Das mit der Zeichnung krieg ich hin, hab ja auch ne Vorlage.
Gruss nach Manila
Bikulus


----------



## thory (17. März 2007)

bikulus schrieb:


> Hi Thory
> 
> das klingt interessant, wissen die auch welches Alu man so nimmt bzw wo man diverse Legierungen herkriegt.
> Das mit der Zeichnung krieg ich hin, hab ja auch ne Vorlage.
> ...



baldiger kiwi,
Kann ich Dir nicht sagen was die wissen. Sonst bauen die irgendwelche Spezialteile für eher teure Produkte in Kleinserie (z.B. A380). Fragen kannste ja mal..

Gruss


----------



## SLichti (18. März 2007)

@bikulus
das gibt der Hinterbau leider nicht her... der reifen würde am sitzrohr, bzw. am Anschlag für den Umwerfer anstoßen. 
An so einem Rad wäre dann auch eine 180er Scheibe hinten sinnvoll, dies lässt aber der Anschlag vom Dämpfer nicht zu.

Ohne eine gravierende Änderung am Sitzrohrwinkel oder eine Veränderung des Drehpunktes an der Wippe (siehe aktuelles `Cobalt´)lässt sich das nicht bewerkstelligen.

Merida und Centurion hatten das auch versucht... konnten aber den nutzbaren Federweg nie auf die angegebenen 120 oder 130mm Federweg bringen!
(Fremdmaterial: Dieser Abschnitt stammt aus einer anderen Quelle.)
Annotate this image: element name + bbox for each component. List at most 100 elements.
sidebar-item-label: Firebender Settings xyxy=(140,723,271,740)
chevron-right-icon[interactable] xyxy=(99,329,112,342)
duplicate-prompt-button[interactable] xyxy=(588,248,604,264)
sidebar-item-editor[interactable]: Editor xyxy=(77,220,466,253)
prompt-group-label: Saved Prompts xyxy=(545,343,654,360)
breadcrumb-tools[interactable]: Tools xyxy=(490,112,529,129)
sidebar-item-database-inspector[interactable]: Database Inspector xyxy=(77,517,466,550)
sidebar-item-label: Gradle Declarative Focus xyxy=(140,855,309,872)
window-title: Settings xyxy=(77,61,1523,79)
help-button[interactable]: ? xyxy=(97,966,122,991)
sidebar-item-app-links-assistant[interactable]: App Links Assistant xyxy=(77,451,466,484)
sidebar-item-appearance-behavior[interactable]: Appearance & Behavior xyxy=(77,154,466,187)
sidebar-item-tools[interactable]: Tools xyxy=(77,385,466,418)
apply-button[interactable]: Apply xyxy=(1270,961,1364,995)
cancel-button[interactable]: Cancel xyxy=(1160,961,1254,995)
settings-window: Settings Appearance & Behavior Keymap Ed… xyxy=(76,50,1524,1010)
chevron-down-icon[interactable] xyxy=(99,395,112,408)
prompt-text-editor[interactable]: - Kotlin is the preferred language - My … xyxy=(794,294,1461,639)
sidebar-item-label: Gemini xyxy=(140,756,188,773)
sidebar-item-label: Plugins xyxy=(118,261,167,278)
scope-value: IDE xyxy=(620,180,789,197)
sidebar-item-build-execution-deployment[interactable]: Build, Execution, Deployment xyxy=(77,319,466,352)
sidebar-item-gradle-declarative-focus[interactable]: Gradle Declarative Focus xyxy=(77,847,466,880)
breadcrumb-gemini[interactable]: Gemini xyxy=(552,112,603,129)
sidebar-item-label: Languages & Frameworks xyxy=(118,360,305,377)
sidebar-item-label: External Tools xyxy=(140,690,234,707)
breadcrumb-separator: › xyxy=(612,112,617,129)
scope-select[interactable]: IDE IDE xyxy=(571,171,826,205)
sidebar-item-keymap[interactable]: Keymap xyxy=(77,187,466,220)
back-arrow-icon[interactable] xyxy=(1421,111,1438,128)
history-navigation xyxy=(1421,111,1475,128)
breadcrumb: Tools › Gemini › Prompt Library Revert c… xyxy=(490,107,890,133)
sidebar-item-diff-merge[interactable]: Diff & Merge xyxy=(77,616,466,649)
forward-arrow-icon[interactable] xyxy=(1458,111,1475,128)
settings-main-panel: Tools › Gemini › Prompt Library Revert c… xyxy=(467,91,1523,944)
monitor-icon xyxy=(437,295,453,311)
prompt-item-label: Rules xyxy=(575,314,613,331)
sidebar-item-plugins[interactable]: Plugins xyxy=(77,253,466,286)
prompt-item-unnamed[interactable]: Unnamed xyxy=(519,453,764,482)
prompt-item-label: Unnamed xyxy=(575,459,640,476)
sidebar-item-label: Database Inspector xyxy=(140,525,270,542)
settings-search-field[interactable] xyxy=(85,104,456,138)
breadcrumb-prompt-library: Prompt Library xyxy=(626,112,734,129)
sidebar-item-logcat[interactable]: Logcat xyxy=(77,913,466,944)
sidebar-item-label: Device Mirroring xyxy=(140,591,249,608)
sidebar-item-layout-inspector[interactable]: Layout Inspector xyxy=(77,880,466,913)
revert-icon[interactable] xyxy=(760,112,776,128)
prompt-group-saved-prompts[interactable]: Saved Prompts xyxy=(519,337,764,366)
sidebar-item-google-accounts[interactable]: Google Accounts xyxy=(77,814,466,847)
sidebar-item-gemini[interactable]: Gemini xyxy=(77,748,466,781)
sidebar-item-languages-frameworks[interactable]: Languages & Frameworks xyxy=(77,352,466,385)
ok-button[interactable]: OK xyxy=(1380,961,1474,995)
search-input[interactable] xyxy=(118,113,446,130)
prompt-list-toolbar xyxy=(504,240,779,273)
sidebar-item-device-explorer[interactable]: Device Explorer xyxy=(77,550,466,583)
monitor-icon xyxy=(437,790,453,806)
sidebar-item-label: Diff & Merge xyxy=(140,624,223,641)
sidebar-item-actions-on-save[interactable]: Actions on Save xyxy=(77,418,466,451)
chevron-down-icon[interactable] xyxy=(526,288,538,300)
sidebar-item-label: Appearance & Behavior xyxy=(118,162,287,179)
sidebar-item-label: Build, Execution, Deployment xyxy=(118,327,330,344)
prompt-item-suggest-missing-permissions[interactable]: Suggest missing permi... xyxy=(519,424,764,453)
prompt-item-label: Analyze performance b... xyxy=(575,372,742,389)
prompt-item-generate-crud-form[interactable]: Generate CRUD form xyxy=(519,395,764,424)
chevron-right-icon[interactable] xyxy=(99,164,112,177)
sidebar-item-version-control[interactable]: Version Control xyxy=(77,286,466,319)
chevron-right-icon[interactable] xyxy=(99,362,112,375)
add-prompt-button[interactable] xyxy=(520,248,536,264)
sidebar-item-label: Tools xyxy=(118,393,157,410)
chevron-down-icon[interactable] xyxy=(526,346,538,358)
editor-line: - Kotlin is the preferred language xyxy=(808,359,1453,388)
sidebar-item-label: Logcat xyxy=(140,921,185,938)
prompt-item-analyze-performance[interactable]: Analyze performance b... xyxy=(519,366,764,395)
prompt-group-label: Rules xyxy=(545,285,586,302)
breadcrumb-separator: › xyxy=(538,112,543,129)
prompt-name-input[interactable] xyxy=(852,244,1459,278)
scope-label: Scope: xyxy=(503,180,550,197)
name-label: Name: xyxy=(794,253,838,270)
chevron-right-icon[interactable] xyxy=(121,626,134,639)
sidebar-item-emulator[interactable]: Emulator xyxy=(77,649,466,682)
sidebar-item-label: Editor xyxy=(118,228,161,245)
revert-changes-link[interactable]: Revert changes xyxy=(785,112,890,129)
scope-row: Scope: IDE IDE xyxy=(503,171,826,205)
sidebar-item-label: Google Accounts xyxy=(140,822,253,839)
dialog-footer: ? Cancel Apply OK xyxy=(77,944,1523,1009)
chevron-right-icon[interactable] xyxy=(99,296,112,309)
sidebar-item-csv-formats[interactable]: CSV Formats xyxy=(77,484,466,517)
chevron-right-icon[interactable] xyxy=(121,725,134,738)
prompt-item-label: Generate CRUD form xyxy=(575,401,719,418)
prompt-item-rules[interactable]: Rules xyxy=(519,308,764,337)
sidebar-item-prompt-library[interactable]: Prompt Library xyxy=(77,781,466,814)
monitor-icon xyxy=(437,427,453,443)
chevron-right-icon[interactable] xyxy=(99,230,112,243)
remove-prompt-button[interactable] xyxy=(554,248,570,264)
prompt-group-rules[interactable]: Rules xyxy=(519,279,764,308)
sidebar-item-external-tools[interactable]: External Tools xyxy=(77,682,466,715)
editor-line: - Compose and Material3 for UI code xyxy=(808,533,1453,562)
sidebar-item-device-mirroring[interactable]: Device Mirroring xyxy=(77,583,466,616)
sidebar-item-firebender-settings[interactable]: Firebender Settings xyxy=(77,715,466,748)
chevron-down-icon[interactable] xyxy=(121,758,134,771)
Den im Moment maximalen möglichen Federweg (etwa 85mm) sind durch die Verwendung des DT Swiss Dämpfers (der mit der Originalen DT- Verlängerung) in Verbindung mit dem Hebel für den LRS Dämpfer möglich (die schwarz eloxierte).

Auch mit dem Hinblick auf das Fahrverhalten würde ich davon abraten. Das Steuerrohr ist relativ lang, auch die Winkel nicht ausgelegt für eine Verwendung einer längeren Gabel. Das Rad käme wie auf Stelzen daher. Mit der entsprechenden kippeligen Lenkung.

ride on
Stefan


----------